Recurrent neural network in 11.1 explicit examples?
Here is a simple example that may help you get started. In this example, we are going to a predict a simple time series of a sinusoid wave.
data = Table[Sin[x], {x, 0, 100, 0.04}];
We will cut the data into windows of 51 data points. The first 50 points as a whole is our X, and the last data point is our Y.
training =
RandomSample[
List /@ Most[#] -> List@Last[#] & /@ (Partition[data, 51, 1])];
We use a single gated recurrent layer in our neural network
net = NetChain[{
GatedRecurrentLayer[10],
LinearLayer[1]}, "Input" -> {50, 1}, "Output" -> 1
]
and train with the training data
trained = NetTrain[net, training]
After training, we can use it to predict the time series. We first feed the neural network with 50 data points and then repeatedly use the data it generates to feed back into the neural network to generate the next data point. Here is a comparison between the ground truth and our predictions, which shows very good agreements.
ListPlot[{Flatten@
NestList[Append[Rest[#], trained[#]] &,
List /@ Sin[Range[-49*0.04, 0, 0.04]], 500][[All, -1]],
Table[Sin[x], {x, 0, 500*0.04, 0.04}]}, Joined -> True,
PlotLegends -> {"predicted", "ground truth"}]
Taking inspiration from the answer by xslittlegrass, I came up with the following solution.
Recall the sample data from this question.
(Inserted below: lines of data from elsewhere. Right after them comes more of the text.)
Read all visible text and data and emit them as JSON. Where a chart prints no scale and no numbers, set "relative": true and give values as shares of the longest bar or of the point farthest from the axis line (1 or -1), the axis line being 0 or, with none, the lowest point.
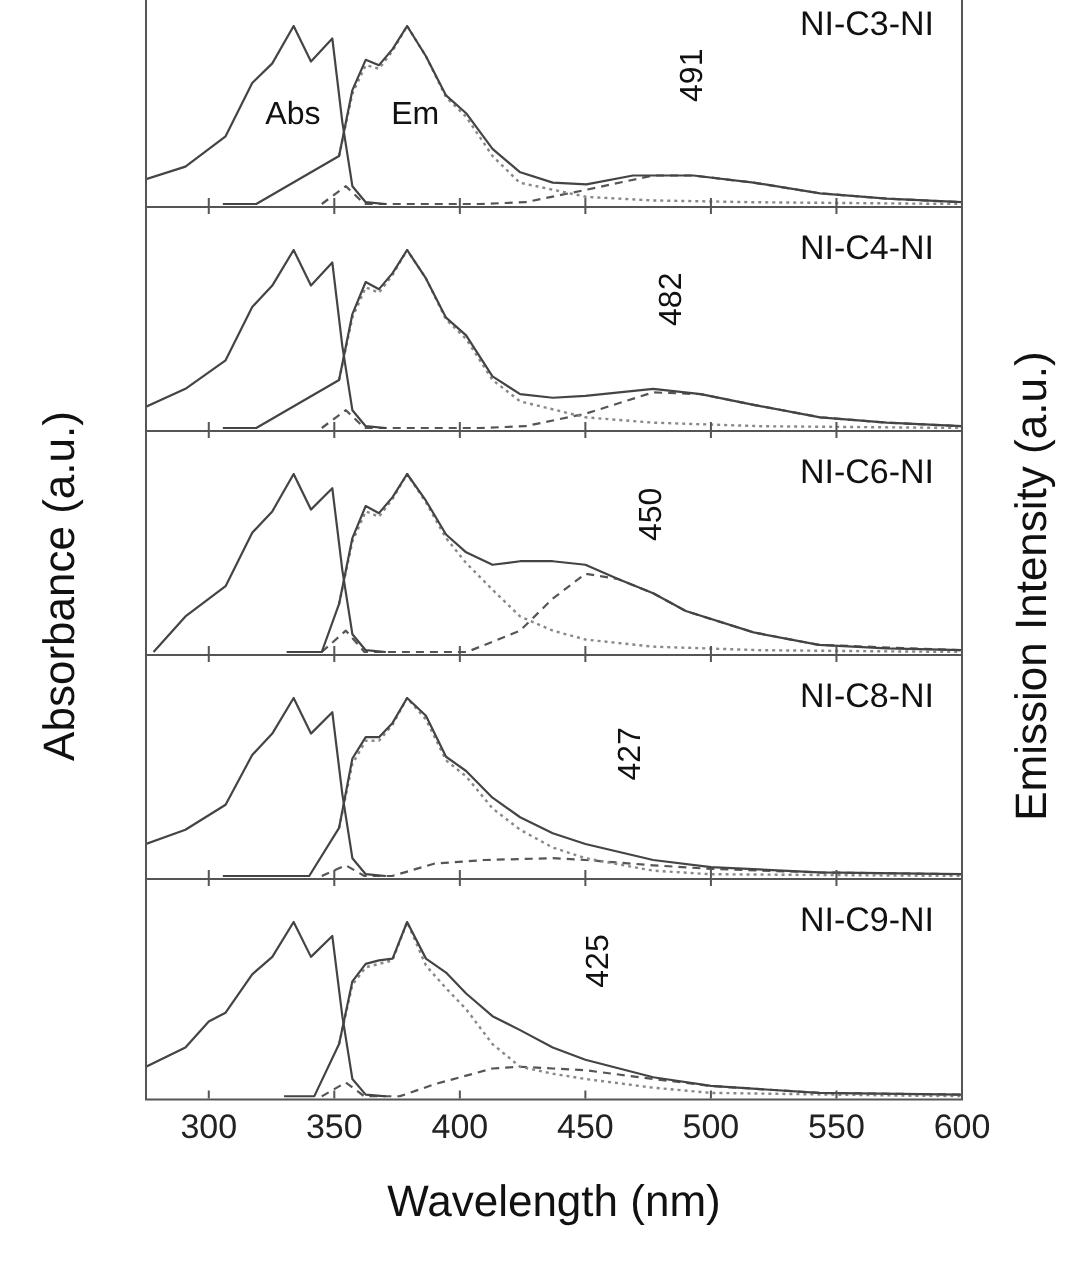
{
  "chart_data": [
    {
      "type": "line",
      "relative": true,
      "title": "NI-C3-NI",
      "xlim": [
        275,
        600
      ],
      "xticks": [
        300,
        350,
        400,
        450,
        500,
        550,
        600
      ],
      "tick_labels": false,
      "legend": false,
      "grid": false,
      "annotations": [
        "Abs",
        "Em",
        "491"
      ],
      "series": [
        {
          "type": "line",
          "color": "#444444",
          "line_style": "solid",
          "x": [
            275,
            290.7,
            306.7,
            317.3,
            325.3,
            333.8,
            340.7,
            349.2,
            353.2,
            357.2,
            362.5,
            370.5
          ],
          "values": [
            0.14,
            0.21,
            0.38,
            0.68,
            0.79,
            1.0,
            0.8,
            0.93,
            0.46,
            0.1,
            0.01,
            0
          ]
        },
        {
          "type": "line",
          "color": "#444444",
          "line_style": "solid",
          "x": [
            305.6,
            318.9,
            351.9,
            357.2,
            362.5,
            367.8,
            373.2,
            379,
            386.5,
            394.5,
            402.5,
            413,
            423.8,
            437,
            450.4,
            469,
            493,
            517,
            543.5,
            570,
            600
          ],
          "values": [
            0,
            0,
            0.27,
            0.64,
            0.81,
            0.78,
            0.87,
            1.0,
            0.83,
            0.61,
            0.51,
            0.31,
            0.18,
            0.12,
            0.11,
            0.16,
            0.16,
            0.12,
            0.06,
            0.03,
            0.01
          ]
        },
        {
          "type": "line",
          "color": "#888888",
          "line_style": "dotted",
          "x": [
            351.9,
            357.2,
            362.5,
            367.8,
            373.2,
            379,
            386.5,
            394.5,
            402.5,
            413,
            423.8,
            450.4,
            477,
            517,
            600
          ],
          "values": [
            0.27,
            0.62,
            0.78,
            0.76,
            0.86,
            1.0,
            0.83,
            0.6,
            0.49,
            0.27,
            0.12,
            0.04,
            0.02,
            0.01,
            0
          ]
        },
        {
          "type": "line",
          "color": "#555555",
          "line_style": "dashed",
          "x": [
            345,
            354.6,
            362,
            407.8,
            426,
            450.4,
            477,
            493,
            517,
            543.5,
            570,
            600
          ],
          "values": [
            0,
            0.1,
            0,
            0,
            0.01,
            0.08,
            0.16,
            0.16,
            0.12,
            0.06,
            0.03,
            0.01
          ]
        }
      ]
    },
    {
      "type": "line",
      "relative": true,
      "title": "NI-C4-NI",
      "xlim": [
        275,
        600
      ],
      "xticks": [
        300,
        350,
        400,
        450,
        500,
        550,
        600
      ],
      "tick_labels": false,
      "legend": false,
      "grid": false,
      "annotations": [
        "482"
      ],
      "series": [
        {
          "type": "line",
          "color": "#444444",
          "line_style": "solid",
          "x": [
            275,
            290.7,
            306.7,
            317.3,
            325.3,
            333.8,
            340.7,
            349.2,
            353.2,
            357.2,
            362.5,
            370.5
          ],
          "values": [
            0.12,
            0.22,
            0.38,
            0.68,
            0.8,
            1.0,
            0.8,
            0.93,
            0.46,
            0.1,
            0.01,
            0
          ]
        },
        {
          "type": "line",
          "color": "#444444",
          "line_style": "solid",
          "x": [
            305.6,
            318.9,
            351.9,
            357.2,
            362.5,
            367.8,
            373.2,
            379,
            386.5,
            394.5,
            402.5,
            413,
            424,
            437,
            450,
            477,
            496,
            517,
            543.5,
            570,
            600
          ],
          "values": [
            0,
            0,
            0.27,
            0.64,
            0.82,
            0.78,
            0.87,
            1.0,
            0.84,
            0.62,
            0.52,
            0.29,
            0.19,
            0.17,
            0.18,
            0.22,
            0.19,
            0.13,
            0.06,
            0.03,
            0.01
          ]
        },
        {
          "type": "line",
          "color": "#888888",
          "line_style": "dotted",
          "x": [
            351.9,
            357.2,
            362.5,
            367.8,
            373.2,
            379,
            386.5,
            394.5,
            402.5,
            413,
            424,
            450,
            477,
            520,
            600
          ],
          "values": [
            0.27,
            0.62,
            0.79,
            0.76,
            0.86,
            1.0,
            0.84,
            0.61,
            0.5,
            0.27,
            0.15,
            0.06,
            0.03,
            0.01,
            0
          ]
        },
        {
          "type": "line",
          "color": "#555555",
          "line_style": "dashed",
          "x": [
            345,
            354.6,
            362,
            407.8,
            426,
            450,
            477,
            496,
            517,
            543.5,
            570,
            600
          ],
          "values": [
            0,
            0.1,
            0,
            0,
            0.01,
            0.08,
            0.2,
            0.19,
            0.13,
            0.06,
            0.03,
            0.01
          ]
        }
      ]
    },
    {
      "type": "line",
      "relative": true,
      "title": "NI-C6-NI",
      "xlim": [
        275,
        600
      ],
      "xticks": [
        300,
        350,
        400,
        450,
        500,
        550,
        600
      ],
      "tick_labels": false,
      "legend": false,
      "grid": false,
      "ylabel": "Absorbance (a.u.)",
      "y2label": "Emission Intensity (a.u.)",
      "annotations": [
        "450"
      ],
      "series": [
        {
          "type": "line",
          "color": "#444444",
          "line_style": "solid",
          "x": [
            278,
            290.7,
            306.7,
            317.3,
            325.3,
            333.8,
            340.7,
            349.2,
            353.2,
            357.2,
            362.5,
            370.5
          ],
          "values": [
            0,
            0.2,
            0.37,
            0.67,
            0.79,
            1.0,
            0.8,
            0.92,
            0.46,
            0.1,
            0.01,
            0
          ]
        },
        {
          "type": "line",
          "color": "#444444",
          "line_style": "solid",
          "x": [
            331,
            345,
            351.9,
            357.2,
            362.5,
            367.8,
            373.2,
            379,
            386.5,
            394.5,
            402.5,
            413,
            424,
            437,
            450,
            463,
            477,
            490,
            517,
            543,
            570,
            600
          ],
          "values": [
            0,
            0,
            0.27,
            0.64,
            0.82,
            0.78,
            0.87,
            1.0,
            0.85,
            0.66,
            0.56,
            0.49,
            0.51,
            0.51,
            0.49,
            0.41,
            0.33,
            0.23,
            0.11,
            0.04,
            0.02,
            0.01
          ]
        },
        {
          "type": "line",
          "color": "#888888",
          "line_style": "dotted",
          "x": [
            351.9,
            357.2,
            362.5,
            367.8,
            373.2,
            379,
            386.5,
            394.5,
            402.5,
            413,
            424,
            437,
            450,
            477,
            520,
            600
          ],
          "values": [
            0.27,
            0.62,
            0.79,
            0.76,
            0.86,
            1.0,
            0.84,
            0.64,
            0.5,
            0.35,
            0.2,
            0.12,
            0.07,
            0.03,
            0.01,
            0
          ]
        },
        {
          "type": "line",
          "color": "#555555",
          "line_style": "dashed",
          "x": [
            345,
            354.6,
            362,
            402.8,
            424,
            437,
            450,
            463,
            477,
            490,
            517,
            543,
            600
          ],
          "values": [
            0,
            0.12,
            0,
            0,
            0.12,
            0.3,
            0.44,
            0.41,
            0.33,
            0.23,
            0.11,
            0.04,
            0.01
          ]
        }
      ]
    },
    {
      "type": "line",
      "relative": true,
      "title": "NI-C8-NI",
      "xlim": [
        275,
        600
      ],
      "xticks": [
        300,
        350,
        400,
        450,
        500,
        550,
        600
      ],
      "tick_labels": false,
      "legend": false,
      "grid": false,
      "annotations": [
        "427"
      ],
      "series": [
        {
          "type": "line",
          "color": "#444444",
          "line_style": "solid",
          "x": [
            275,
            290.7,
            306.7,
            317.3,
            325.3,
            333.8,
            340.7,
            349.2,
            353.2,
            357.2,
            362.5,
            370.5
          ],
          "values": [
            0.18,
            0.26,
            0.4,
            0.68,
            0.8,
            1.0,
            0.8,
            0.92,
            0.46,
            0.1,
            0.01,
            0
          ]
        },
        {
          "type": "line",
          "color": "#444444",
          "line_style": "solid",
          "x": [
            305.6,
            340,
            351.9,
            357.2,
            362.5,
            367.8,
            373.2,
            379,
            386.5,
            394.5,
            402.5,
            413,
            424,
            437,
            450,
            477,
            500,
            543,
            600
          ],
          "values": [
            0,
            0,
            0.27,
            0.66,
            0.78,
            0.78,
            0.86,
            1.0,
            0.9,
            0.67,
            0.59,
            0.44,
            0.33,
            0.24,
            0.18,
            0.09,
            0.05,
            0.02,
            0.01
          ]
        },
        {
          "type": "line",
          "color": "#888888",
          "line_style": "dotted",
          "x": [
            351.9,
            357.2,
            362.5,
            367.8,
            373.2,
            379,
            386.5,
            394.5,
            402.5,
            413,
            424,
            437,
            450,
            477,
            500,
            600
          ],
          "values": [
            0.27,
            0.63,
            0.76,
            0.76,
            0.85,
            1.0,
            0.88,
            0.65,
            0.56,
            0.38,
            0.26,
            0.16,
            0.1,
            0.03,
            0.01,
            0
          ]
        },
        {
          "type": "line",
          "color": "#555555",
          "line_style": "dashed",
          "x": [
            345,
            354.6,
            362,
            373,
            390,
            410,
            437,
            450,
            477,
            500,
            543,
            600
          ],
          "values": [
            0,
            0.06,
            0,
            0,
            0.07,
            0.09,
            0.1,
            0.09,
            0.06,
            0.04,
            0.02,
            0.01
          ]
        }
      ]
    },
    {
      "type": "line",
      "relative": true,
      "title": "NI-C9-NI",
      "xlabel": "Wavelength (nm)",
      "xlim": [
        275,
        600
      ],
      "xticks": [
        300,
        350,
        400,
        450,
        500,
        550,
        600
      ],
      "tick_labels": "x",
      "legend": false,
      "grid": false,
      "annotations": [
        "425"
      ],
      "series": [
        {
          "type": "line",
          "color": "#444444",
          "line_style": "solid",
          "x": [
            275,
            290.7,
            300,
            306.7,
            317.3,
            325.3,
            333.8,
            340.7,
            349.2,
            353.2,
            357.2,
            362.5,
            370.5
          ],
          "values": [
            0.17,
            0.28,
            0.43,
            0.48,
            0.7,
            0.8,
            1.0,
            0.8,
            0.92,
            0.46,
            0.1,
            0.01,
            0
          ]
        },
        {
          "type": "line",
          "color": "#444444",
          "line_style": "solid",
          "x": [
            330,
            342,
            351.9,
            357.2,
            362.5,
            367.8,
            373.2,
            379,
            386.5,
            394.5,
            402.5,
            413,
            424,
            437,
            450,
            477,
            500,
            543,
            600
          ],
          "values": [
            0,
            0,
            0.3,
            0.66,
            0.76,
            0.78,
            0.79,
            1.0,
            0.79,
            0.71,
            0.59,
            0.46,
            0.38,
            0.28,
            0.21,
            0.11,
            0.06,
            0.02,
            0.01
          ]
        },
        {
          "type": "line",
          "color": "#888888",
          "line_style": "dotted",
          "x": [
            351.9,
            357.2,
            362.5,
            367.8,
            373.2,
            379,
            386.5,
            394.5,
            402.5,
            413,
            424,
            437,
            450,
            477,
            500,
            600
          ],
          "values": [
            0.3,
            0.64,
            0.74,
            0.76,
            0.78,
            1.0,
            0.75,
            0.62,
            0.5,
            0.3,
            0.17,
            0.13,
            0.1,
            0.05,
            0.02,
            0
          ]
        },
        {
          "type": "line",
          "color": "#555555",
          "line_style": "dashed",
          "x": [
            345,
            354.6,
            362,
            375.9,
            390,
            413,
            424,
            437,
            450,
            477,
            500,
            543,
            600
          ],
          "values": [
            0,
            0.08,
            0,
            0,
            0.07,
            0.16,
            0.17,
            0.16,
            0.15,
            0.1,
            0.06,
            0.02,
            0.01
          ]
        }
      ]
    }
  ]
}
We have an observable obs
we are interested to predict:
and three parameters par1, par2, par3
that are correlated with the observable to some extent:
We only use the data for the first 700 time steps to train the model, and will try to predict the next 300 time steps.
We create a training
set of tlen
consecutive data points of length featn
each, which have the respectively following data point of length featn
as output. Then we train a model that returns featn
outputs:
dat = Transpose[{par1/Max[par1], par2/Max[par2], par3/Max[par3], obs/Max[obs]}];
tlen = 300; featn = Length[dat[[1]]];
training = Table[dat[[i ;; i + tlen - 1]] -> dat[[i + tlen]], {i, 1, Length[dat] - tlen}];
net = NetChain[{GatedRecurrentLayer[tlen, "Dropout" -> {"VariationalInput" -> 0.1 , "VariationalState" -> 0.5}], LinearLayer[featn]}, "Input" -> {tlen, featn}, "Output" -> {featn}]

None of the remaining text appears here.